Blanca y Daniela eran amigas. Muy amigas. Su historia era como la de Romeo y Julieta, pero en versión niñas de ocho años luchando contra viento y marea por su amistad. Blanca era hija de un catedrático, que no era poco. Pero es que Daniela era hija de todo un conde. Y claro, detrás del conde había una condesa, clamando furiosa contra las malas compañías. Una plebeya no era el ideal de amiga que había soñado para su pequeña. Los padres de Blanca pertenecían a la clase media, y eran firmes partidarios de la clase media. No querían sueños de cenicienta antigua para su hija.
Las profesoras del colegio, atendiendo el deseo de ambas familias, intentaron apartar a Daniela de Blanca.
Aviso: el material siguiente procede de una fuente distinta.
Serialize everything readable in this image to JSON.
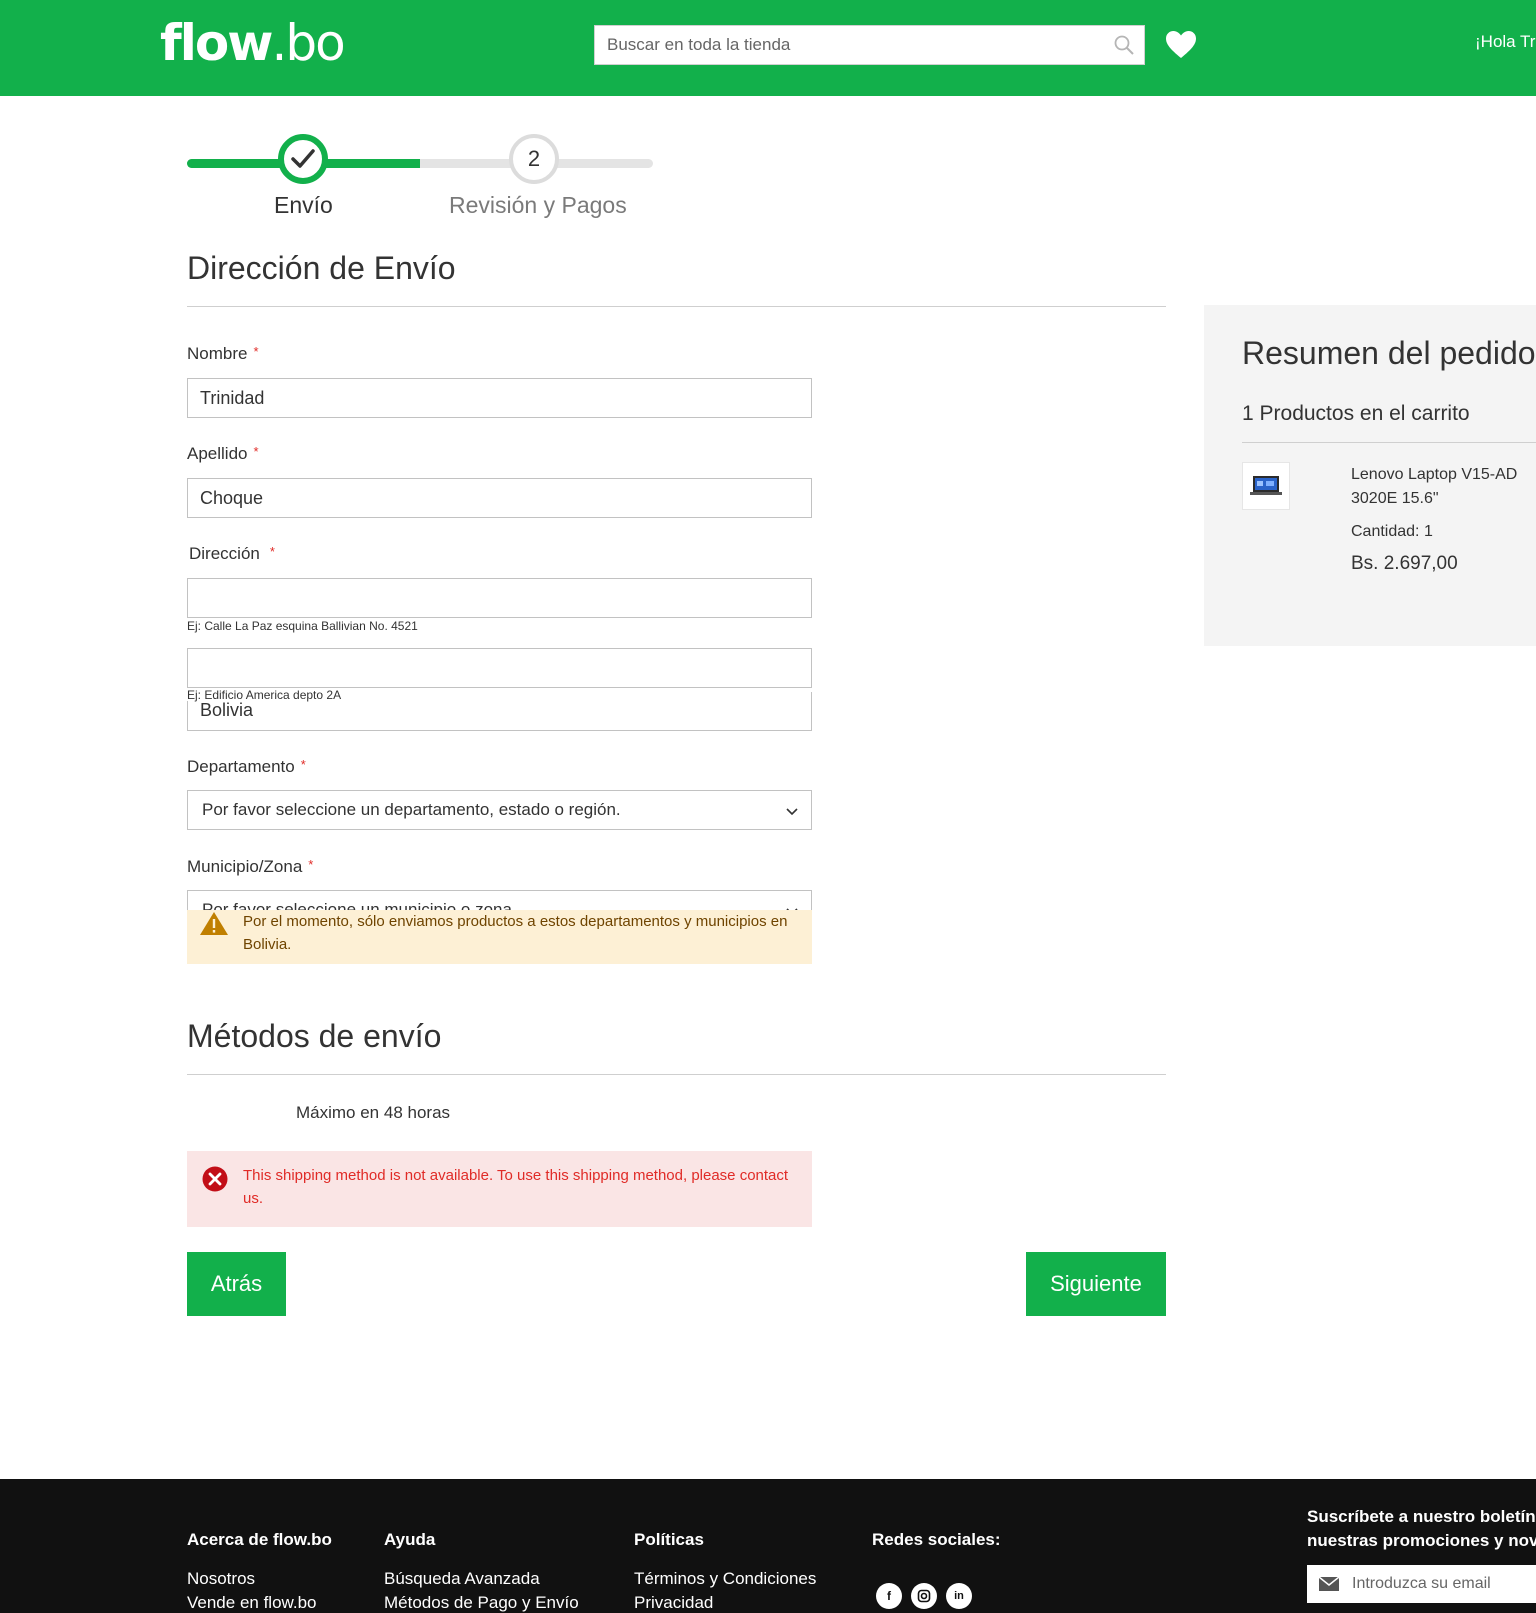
{
  "header": {
    "logo_part1": "flow",
    "logo_part2": ".bo",
    "search_placeholder": "Buscar en toda la tienda",
    "greeting": "¡Hola Tr"
  },
  "steps": {
    "step1_label": "Envío",
    "step2_number": "2",
    "step2_label": "Revisión y Pagos",
    "progress_fraction": 0.5
  },
  "address": {
    "title": "Dirección de Envío",
    "required_mark": "*",
    "first_name_label": "Nombre",
    "first_name_value": "Trinidad",
    "last_name_label": "Apellido",
    "last_name_value": "Choque",
    "street_label": "Dirección",
    "street1_value": "",
    "street1_hint": "Ej: Calle La Paz esquina Ballivian No. 4521",
    "street2_value": "",
    "street2_hint": "Ej: Edificio America depto 2A",
    "country_value": "Bolivia",
    "region_label": "Departamento",
    "region_value": "Por favor seleccione un departamento, estado o región.",
    "city_label": "Municipio/Zona",
    "city_value": "Por favor seleccione un municipio o zona",
    "warning": "Por el momento, sólo enviamos productos a estos departamentos y municipios en Bolivia."
  },
  "shipping": {
    "title": "Métodos de envío",
    "method_label": "Máximo en 48 horas",
    "error": "This shipping method is not available. To use this shipping method, please contact us."
  },
  "actions": {
    "back": "Atrás",
    "next": "Siguiente"
  },
  "summary": {
    "title": "Resumen del pedido",
    "count": "1 Productos en el carrito",
    "product_name_line1": "Lenovo Laptop V15-AD",
    "product_name_line2": "3020E 15.6\"",
    "quantity": "Cantidad: 1",
    "price": "Bs. 2.697,00"
  },
  "footer": {
    "about_title": "Acerca de flow.bo",
    "about_links": [
      "Nosotros",
      "Vende en flow.bo"
    ],
    "help_title": "Ayuda",
    "help_links": [
      "Búsqueda Avanzada",
      "Métodos de Pago y Envío"
    ],
    "policies_title": "Políticas",
    "policies_links": [
      "Términos y Condiciones",
      "Privacidad"
    ],
    "social_title": "Redes sociales:",
    "newsletter_line1": "Suscríbete a nuestro boletín p",
    "newsletter_line2": "nuestras promociones y nove",
    "newsletter_placeholder": "Introduzca su email"
  },
  "colors": {
    "brand_green": "#12b04b",
    "warning_bg": "#fdf0d5",
    "error_bg": "#fae5e5",
    "error_text": "#e02b27",
    "footer_bg": "#111111"
  }
}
Y eso hizo que ambas se buscasen con mayor empeño. Tenían la misma imaginación ardorosa: les gustaba jugar con las palabras, construir un mundo de ciencia ficción. Habían creado lo que pomposamente llamaban "una sociedad secreta", y la habían bautizado con dos letras, I.F. Las siglas de Imagen de Fátima. No es que fueran muy devotas, eran más bien dos fantásticas, y se reunían debajo de un precioso olivo que, en palabras de Daniela, "era muy apropiado para que la Virgen se apareciese encima". Allí hablaban de príncipes azules, inventaban alfabetos en clave y coleccionaban piedras. Piedras raras como el oro, como raras eran ellas mismas.
Pasó el tiempo y llegaron a cumplir los doce años. Es una edad peligrosa: las chicas miran hacia atrás y se avergüenzan de haber disfrutado tanto jugando juntas. Lo que desean ahora es robar la laca de uñas a sus madres, cardarse el pelo y admirar la esbelta figura de Patrick Swayze mientras tararean Be my baby. Daniela tiene la posibilidad de viajar a París junto a Laura, la chica más mona y rica de la clase. Le promete a Blanca que cuando regresen... Ya no recuerda qué sucederá cuando regresen. Ya no importa. Ha transcurrido un curso entero y ahora tienen trece años. Velozmente se acerca el mundo de las puestas de largo, y Laura y Daniela se entretienen hablando de tierras y viejos títulos. Nobleza obliga.
Blanca tiene más de treinta años y está cenando en un bar algo pijo con su madre y unos amigos, a la luz de las velas. Én la mesa de al lado hay un hombre perfecto, vestido con una corbata y una sonrisa. Derrocha elegancia. Tiene toda la pinta de tener dinero, de venir de una buena familia y de seguir siendo aún así un tipo normal. Blanca no puede ver a la mujer que lo acompaña, sólo intuye que es andaluza y cosmopolita. Gírate con cuidado, susurra su madre. Y se encuentra frente a frente con ella.
Guapísima, llena de distinción. Su pelo es un rayo negro lleno de fiereza, y ella recuerda cómo bullía desordenado. Ahora brilla. Y sobre todo, brilla en Daniela la ilusión del primer momento, esa que no miente nunca. Y hablan, recuerdan, se ríen. Él interviene de vez en cuando. Mi marido, Javier. Yo no tengo marido. Ya vendrá. Boda y mortaja, del cielo baja...
Dicen muchas otras cosas. Todo a cámara lenta. Blanca entiende de pronto por qué en el cine se oscurecen e iluminan de pronto algunos fotogramas, por qué se ralentiza el tempo. No escucha, no respira, sólo contempla. Y lo que está contemplando es el más asombroso de los espectáculos: una chica salvajemente normal.